Of all the people I’ve lost, I would have to say that the person I mourn and miss the most at this particular time of year is my sister. She really loved Christmas and she was the best all-occasion gift giver I’ve ever known. She just had this weird knack for being able to find the most perfect thing for everyone. Her gifts were never expensive but they were always really thoughtful and sweet and were usually exactly what you always wanted but would never have bought for yourself. One year, for some incomprehensible reason, my boss at the time gave me a weird brown knit hat for Christmas. When I showed it to my sister, she could not stop laughing. I had no intention of ever wearing that ridiculous hat so I ended up tossing it in a closet and planned never to think about it again. Somehow or other, my sister found it and hid it away and the following year she wrapped it up in beautiful paper and ribbons and added it to the gifts she gave me for Christmas. She could barely wait for me to open it and when I did the two of us laughed so hard we almost cried. From that point on, we gave it to each other back and forth for birthdays and Christmas for the next 4 or 5 years. We finally stopped re-gifting that hat one year when I came to the conclusion that it wasn’t that weird and decided to keep it and wear it. I still have the hat and whenever I wear it I think of my sister.
She and I were never that close growing up. She was closer in age to my two other older sisters. But, after I finished grad school, she was the one who came out here with me to help me find a place to live when I first moved here. I had 3 dogs at the time and I didn’t want to live in an apartment. She and I drove through every residential neighborhood in this college town looking for a rental house with a fenced in back yard. As we wandered all over, she kept pointing out interesting spots: restaurants, shops, and other places she thought I should check out once I was settled in. At one point, we stopped at a light and I noticed tears streaming down her face. It scared me a little and I asked her why she was crying. She answered, “Oh, it’s nothing. I was just thinking about how much I’m going to miss you after you move here.”
At the time, 600 miles seemed like it was going to be such a long distance between us.
Ten years after that, I was the one left behind to miss her. Nine years ago, she was diagnosed with a very aggressive form of breast cancer and, after 2 rounds of chemotherapy, she died 4 years later.

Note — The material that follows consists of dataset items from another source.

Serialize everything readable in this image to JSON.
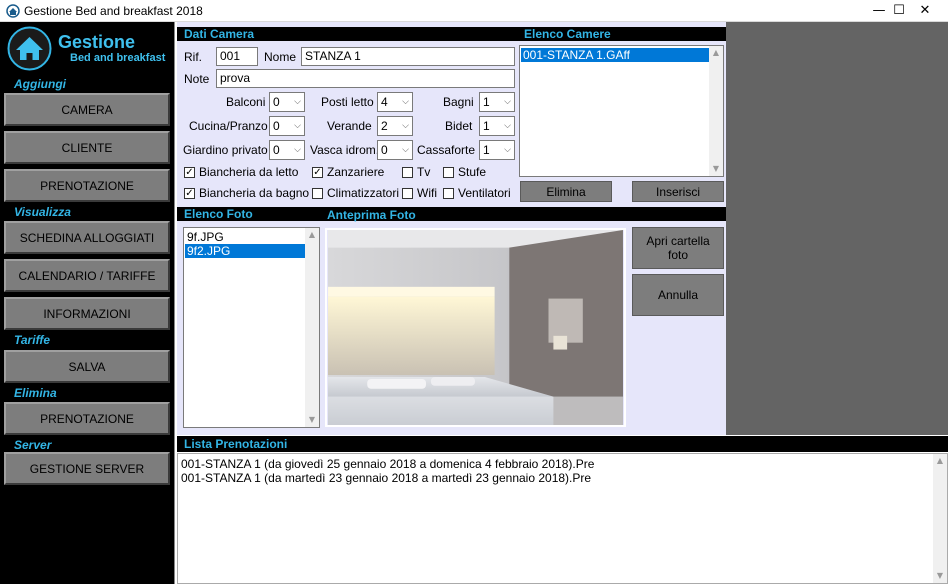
{
  "window": {
    "title": "Gestione Bed and breakfast 2018",
    "minimize": "—",
    "maximize": "☐",
    "close": "✕"
  },
  "sidebar": {
    "logo_title": "Gestione",
    "logo_subtitle": "Bed and breakfast",
    "sec_aggiungi": "Aggiungi",
    "btn_camera": "CAMERA",
    "btn_cliente": "CLIENTE",
    "btn_prenotazione_add": "PRENOTAZIONE",
    "sec_visualizza": "Visualizza",
    "btn_schedina": "SCHEDINA ALLOGGIATI",
    "btn_calendario": "CALENDARIO / TARIFFE",
    "btn_informazioni": "INFORMAZIONI",
    "sec_tariffe": "Tariffe",
    "btn_salva": "SALVA",
    "sec_elimina": "Elimina",
    "btn_prenotazione_del": "PRENOTAZIONE",
    "sec_server": "Server",
    "btn_gestione_server": "GESTIONE SERVER"
  },
  "camera": {
    "header": "Dati Camera",
    "rif_label": "Rif.",
    "rif_value": "001",
    "nome_label": "Nome",
    "nome_value": "STANZA 1",
    "note_label": "Note",
    "note_value": "prova",
    "balconi_label": "Balconi",
    "balconi_value": "0",
    "posti_label": "Posti letto",
    "posti_value": "4",
    "bagni_label": "Bagni",
    "bagni_value": "1",
    "cucina_label": "Cucina/Pranzo",
    "cucina_value": "0",
    "verande_label": "Verande",
    "verande_value": "2",
    "bidet_label": "Bidet",
    "bidet_value": "1",
    "giardino_label": "Giardino privato",
    "giardino_value": "0",
    "vasca_label": "Vasca idrom.",
    "vasca_value": "0",
    "cassaforte_label": "Cassaforte",
    "cassaforte_value": "1",
    "chk_biancheria_letto": "Biancheria da letto",
    "chk_zanzariere": "Zanzariere",
    "chk_tv": "Tv",
    "chk_stufe": "Stufe",
    "chk_biancheria_bagno": "Biancheria da bagno",
    "chk_climatizzatori": "Climatizzatori",
    "chk_wifi": "Wifi",
    "chk_ventilatori": "Ventilatori",
    "check_mark": "✓",
    "combo_arrow": "⌵"
  },
  "elenco_camere": {
    "header": "Elenco Camere",
    "items": [
      "001-STANZA 1.GAff"
    ],
    "btn_elimina": "Elimina",
    "btn_inserisci": "Inserisci"
  },
  "foto": {
    "header_elenco": "Elenco Foto",
    "header_anteprima": "Anteprima Foto",
    "items": [
      "9f.JPG",
      "9f2.JPG"
    ],
    "btn_apri": "Apri cartella foto",
    "btn_annulla": "Annulla"
  },
  "prenotazioni": {
    "header": "Lista Prenotazioni",
    "items": [
      "001-STANZA 1 (da giovedì 25 gennaio 2018 a domenica 4 febbraio 2018).Pre",
      "001-STANZA 1 (da martedì 23 gennaio 2018 a martedì 23 gennaio 2018).Pre"
    ]
  },
  "scroll": {
    "up": "▲",
    "down": "▼"
  }
}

So, winter and the upcoming holidays don’t make me melancholy even if my brain is sometimes flooded with memories of past holidays with loved ones who are no longer here. However, I have always wondered why summer always makes me feel restless and claustrophobic. In the warm summer months I prefer to be around other people and I rarely turn down invitations to go out and do something. That’s the time of year I’m most likely to see my friends on a weekly basis, going out for dinner or drinks. I even have many of my meals at home outside on the patio table on my deck. I also seem to have a hard time sitting still during the summer – I spend a lot of time either frenetically working in the garden or on some other needed DIY project around the house. I always thought it was because I love the feeling of the sun on my skin and the sense of accomplishment when my lawn is mowed and the plants look good. But now I wonder if the constant activity is a subconscious attempt to keep from ruminating about my losses from past springs and summers.